The pandemic is also causing a shakeup in college admissions. Several Northern Virginia schools have adopted pass/fail grading and taking college admissions tests like the SAT and ACT have become nearly impossible. In response, many Virginia universities such as University of Virginia and Virginia Tech have made test scores optional for admission.
Smith is anxious to get standardized testing over with. She registered to take the SAT in August but her testing location in D.C. canceled. She’s now scheduled to take the exam in October at a school in Maryland, an hour and a half away from home.
Even with recent policy changes, a good test score can still bring scholarships and college affordability.
“Schools say they’re ‘test-optional,’ but to what extent are they actually test-optional?” said Smith.
She’s not the only one who might have to apply to college without test scores. T.C. Williams rising senior Fina Osei-Owusu is banking on taking her SAT in August after having her first one canceled in April. But like many things, there’s no guarantee that it will happen.
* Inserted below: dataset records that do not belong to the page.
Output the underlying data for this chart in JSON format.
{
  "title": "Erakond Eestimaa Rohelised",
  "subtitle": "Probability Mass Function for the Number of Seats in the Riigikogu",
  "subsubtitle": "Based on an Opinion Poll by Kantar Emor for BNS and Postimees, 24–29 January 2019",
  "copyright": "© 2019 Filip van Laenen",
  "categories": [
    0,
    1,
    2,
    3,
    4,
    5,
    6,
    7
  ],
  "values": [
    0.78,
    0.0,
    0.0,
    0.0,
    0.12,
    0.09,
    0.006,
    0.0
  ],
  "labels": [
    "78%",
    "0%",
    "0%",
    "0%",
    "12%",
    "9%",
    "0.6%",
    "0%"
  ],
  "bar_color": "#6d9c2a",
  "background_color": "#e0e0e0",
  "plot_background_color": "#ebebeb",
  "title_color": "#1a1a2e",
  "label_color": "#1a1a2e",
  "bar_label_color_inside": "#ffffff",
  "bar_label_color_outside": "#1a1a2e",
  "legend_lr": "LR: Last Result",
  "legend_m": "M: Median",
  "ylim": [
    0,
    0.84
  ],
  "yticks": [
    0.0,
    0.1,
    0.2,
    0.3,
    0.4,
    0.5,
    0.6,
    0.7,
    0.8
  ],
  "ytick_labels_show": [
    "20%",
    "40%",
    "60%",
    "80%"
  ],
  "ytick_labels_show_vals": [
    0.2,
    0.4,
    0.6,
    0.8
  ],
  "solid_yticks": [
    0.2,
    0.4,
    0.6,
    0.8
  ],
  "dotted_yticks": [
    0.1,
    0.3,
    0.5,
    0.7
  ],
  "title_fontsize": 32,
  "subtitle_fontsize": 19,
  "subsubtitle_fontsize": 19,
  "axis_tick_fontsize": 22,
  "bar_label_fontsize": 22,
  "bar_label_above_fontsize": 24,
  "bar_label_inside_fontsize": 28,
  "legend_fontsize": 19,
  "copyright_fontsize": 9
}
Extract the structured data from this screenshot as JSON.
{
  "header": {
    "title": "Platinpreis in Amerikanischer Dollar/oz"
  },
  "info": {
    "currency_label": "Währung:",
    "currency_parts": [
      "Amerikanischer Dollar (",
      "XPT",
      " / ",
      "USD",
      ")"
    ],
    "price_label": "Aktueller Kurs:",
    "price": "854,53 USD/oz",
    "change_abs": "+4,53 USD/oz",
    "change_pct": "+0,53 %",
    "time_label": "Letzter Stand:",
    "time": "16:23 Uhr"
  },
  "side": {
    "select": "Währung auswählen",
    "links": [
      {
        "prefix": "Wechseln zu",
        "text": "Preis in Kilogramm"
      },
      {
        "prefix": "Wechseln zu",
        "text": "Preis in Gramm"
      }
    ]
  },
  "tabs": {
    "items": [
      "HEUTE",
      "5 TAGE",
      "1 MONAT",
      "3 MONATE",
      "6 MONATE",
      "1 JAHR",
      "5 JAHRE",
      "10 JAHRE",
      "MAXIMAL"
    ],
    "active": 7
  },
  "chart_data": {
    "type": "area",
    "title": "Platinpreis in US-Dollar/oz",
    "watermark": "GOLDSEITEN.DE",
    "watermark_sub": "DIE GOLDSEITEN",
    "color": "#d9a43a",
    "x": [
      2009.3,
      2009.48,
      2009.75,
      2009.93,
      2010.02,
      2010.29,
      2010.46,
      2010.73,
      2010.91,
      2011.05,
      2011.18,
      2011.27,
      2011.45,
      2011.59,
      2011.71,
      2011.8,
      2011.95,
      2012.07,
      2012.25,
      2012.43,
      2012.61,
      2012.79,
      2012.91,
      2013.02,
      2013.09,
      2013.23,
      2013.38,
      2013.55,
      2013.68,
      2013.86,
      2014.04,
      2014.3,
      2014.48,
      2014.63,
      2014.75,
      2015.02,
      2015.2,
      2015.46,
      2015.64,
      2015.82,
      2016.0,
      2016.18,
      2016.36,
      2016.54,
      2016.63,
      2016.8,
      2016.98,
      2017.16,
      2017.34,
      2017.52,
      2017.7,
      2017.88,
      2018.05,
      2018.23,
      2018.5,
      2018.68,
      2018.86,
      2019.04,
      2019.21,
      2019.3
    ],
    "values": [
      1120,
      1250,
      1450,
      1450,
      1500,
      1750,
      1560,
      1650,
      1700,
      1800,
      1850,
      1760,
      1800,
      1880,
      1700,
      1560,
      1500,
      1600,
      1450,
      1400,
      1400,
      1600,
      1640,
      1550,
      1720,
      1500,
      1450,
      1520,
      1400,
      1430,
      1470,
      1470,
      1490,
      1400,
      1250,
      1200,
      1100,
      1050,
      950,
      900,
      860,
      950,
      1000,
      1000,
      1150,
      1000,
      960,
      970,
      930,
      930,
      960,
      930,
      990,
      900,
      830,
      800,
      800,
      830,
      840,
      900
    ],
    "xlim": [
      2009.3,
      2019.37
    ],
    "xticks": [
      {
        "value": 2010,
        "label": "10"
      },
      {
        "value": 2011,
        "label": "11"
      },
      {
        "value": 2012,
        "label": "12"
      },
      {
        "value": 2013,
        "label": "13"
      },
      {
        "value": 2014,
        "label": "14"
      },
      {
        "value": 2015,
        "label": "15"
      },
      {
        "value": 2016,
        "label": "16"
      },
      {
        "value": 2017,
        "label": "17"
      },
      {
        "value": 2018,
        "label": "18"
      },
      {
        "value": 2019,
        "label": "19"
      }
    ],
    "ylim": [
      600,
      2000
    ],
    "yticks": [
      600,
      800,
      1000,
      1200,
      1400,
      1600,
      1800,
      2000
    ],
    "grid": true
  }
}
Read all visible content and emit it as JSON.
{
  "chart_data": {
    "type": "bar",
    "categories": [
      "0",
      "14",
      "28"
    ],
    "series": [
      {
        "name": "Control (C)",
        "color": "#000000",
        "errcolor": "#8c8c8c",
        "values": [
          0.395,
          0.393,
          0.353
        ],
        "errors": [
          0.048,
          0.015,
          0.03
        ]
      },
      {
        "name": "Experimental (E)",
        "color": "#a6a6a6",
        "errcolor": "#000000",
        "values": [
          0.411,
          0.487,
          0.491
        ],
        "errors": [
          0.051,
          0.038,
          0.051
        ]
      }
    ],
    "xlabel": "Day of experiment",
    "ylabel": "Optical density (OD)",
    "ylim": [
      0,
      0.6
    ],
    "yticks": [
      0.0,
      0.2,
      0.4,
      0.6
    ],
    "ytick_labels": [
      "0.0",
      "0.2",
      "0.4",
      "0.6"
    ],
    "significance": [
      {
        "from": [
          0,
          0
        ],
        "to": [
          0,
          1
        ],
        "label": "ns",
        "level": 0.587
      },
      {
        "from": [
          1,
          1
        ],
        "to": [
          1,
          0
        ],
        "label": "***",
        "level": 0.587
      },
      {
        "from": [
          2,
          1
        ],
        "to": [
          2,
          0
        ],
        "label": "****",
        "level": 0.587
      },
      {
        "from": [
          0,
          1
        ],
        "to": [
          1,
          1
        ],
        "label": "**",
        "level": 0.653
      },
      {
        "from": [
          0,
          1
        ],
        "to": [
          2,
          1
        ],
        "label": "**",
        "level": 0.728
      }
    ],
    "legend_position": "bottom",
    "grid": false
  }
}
“Everybody is in the same boat,” said Beth Lovain of the Scholarship Fund of Alexandria. “Whatever challenges that they have, every student has.”
“I think ’21 thought we were safe, that maybe we’d miss some schoolwork. But prom is non-negotiable. As we are going into the year, I’m starting to realize that maybe we won’t have prom. …It is what it is.”
—Kennetra Smith, Thomas Edison High School Class of 2021
DESPITE THE PANDEMIC, Pozo argues the barriers many disadvantaged students face when applying to college will persist.
“A lot of low-income people and undocumented people experience the college process a little bit differently,” said Pozo. “The college process itself shows how inaccessible college education is.”
“We’re very worried about the students,” said Lovain. “But at some point, it all will go back to normal.”
But Smith is starting to accept that her senior year probably won’t go as anticipated.
“I think ’21 thought we were safe, that maybe we’d miss some schoolwork,” said Smith. “But prom is non-negotiable. As we are going into the year, I’m starting to realize that maybe we won’t have prom…It is what it is.”